On line I read. "The males of the Pearl Crescent are similar to the females, and just slightly more open in the hind wing, but the males of the Northern Crescents are much more open and have a very distinctive dark patch in the middle of the hindwing margin below." My information came from this link. It shows photos of male and female. I was happy to get these photos and this one stayed in place for several minutes.
You will probably recognize the New England Aster (botanical name Symphyotrichum novae-angliae). Its other names are Michaelmas daisy, Hairy michaelmas-daisy and Savoryleaf aster and is a native of North America.
It is both drought-tolerant and deer resistant, though Mr. and Mrs. Cottontail with enjoy nibbling on them.
There are three seating areas and we made use of one overlooking what you can see in the next photo. We were hopeful that we would see water birds, and you might be lucky and see a Bald Eagle. None today however. There are also two other overlooks that would be suitable for fishing. People can fish here but I saw a sign saying a fishing permit would be needed first, and it gave the numbers where you could obtain one.
I found a large plant of blooming Orange jewelweed (botanical name (Impatiens capensis). Other names are Spotted touch-me-not, Spotted jewelweed and Orange balsam. Another wildflower that is native to North America. Also considered mildly toxic compared to others but not to be taken lightly as children can become more ill if they eat it by mistake. I am amazed at how many plants we need to be wary of.
Speaking of which, next you will see the Carolina horsenettle (botanical name Solanum carolinense) and is a member of the nightshade family. Also known as Sand brier, Devil's tomato, Bullnettle and Tread-softly. Native to the central and eastern United States and northern Mexico. It has been prohibited in Arizona as a noxious weed. The fruit can be mistake for an unripened tomato don't you think? The flowers and leaves of the carolina horsenettle are very similar to those of the eggplant. When the fruit matures, it turns attractive yellow, and many people mistake it as edible and it will cause some nasty side effects if ingested.
Another plant to stay away from when tromping through the woods, but no tromping in these woods! It is native to the central and eastern United States and northern Mexico. Once established, Carolina horsenettle colonies are difficult to control or eliminate. I have provided three links where you can read about it in more detail, with photos, here, here (scroll down to the fourth paragraph) and here.

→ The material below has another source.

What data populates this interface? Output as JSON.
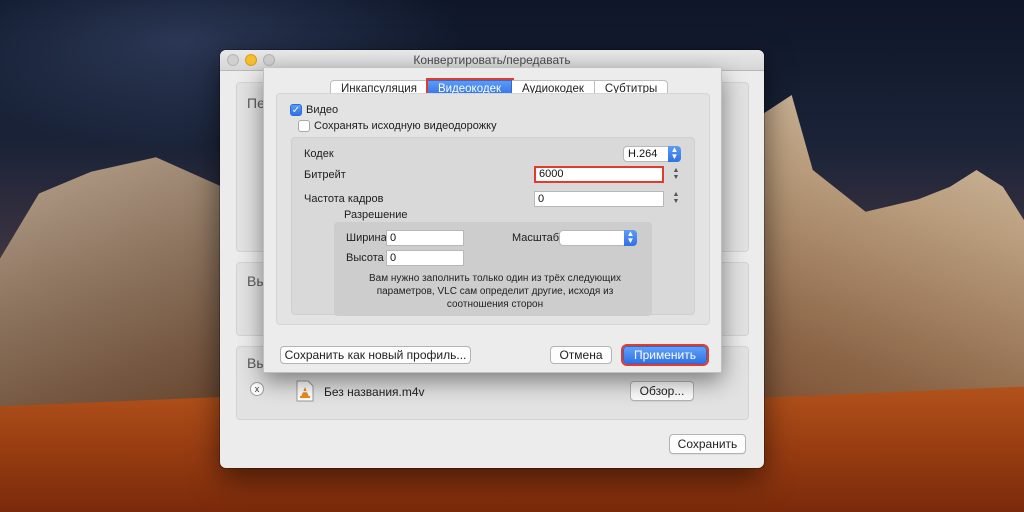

We came across several small carpets of cobwebs laying flat on the grass. Ever curious I looked up what kind of spider made these. It belongs to the American grass spider. They usually occur in cool season grass with lots of shade. It's not a sticky web but serves as a vibrating notification system to alert the spider when a potential meal is wandering by. Non-venomous to us thankfully. These are also called funnel spiders. The spider builds its funnel first, and then the 'carpet'. That funnel goes from the web goes down to its lair, a hole in the ground.
Grass spiders are actually beneficial as if you try to get rid of them, you will see a rise in non-beneficial pests to your garden. It was said back in the day, that if there is dew on grass spider webs in the morning, it will be a beautiful day. If you don't have an aversion to these things, here is a link where you can find photos and information.
Gregg took several photos on our walk and he noticed the following insect lying in the grass. It was very well camouflaged and I could hardly see it. It is either a female Eastern Common Pondhawk dragonfly, or could be a juvenile. I am not an expert on these things. The male as they age gradually turns a powdery blue from their abdomen to their thorax.
The next photo could be the male? You can look here if you interested.
The next two shots could be the same, but it was too far away for me to be certain, even with cropping.
I have one more post from this park which I will share tomorrow.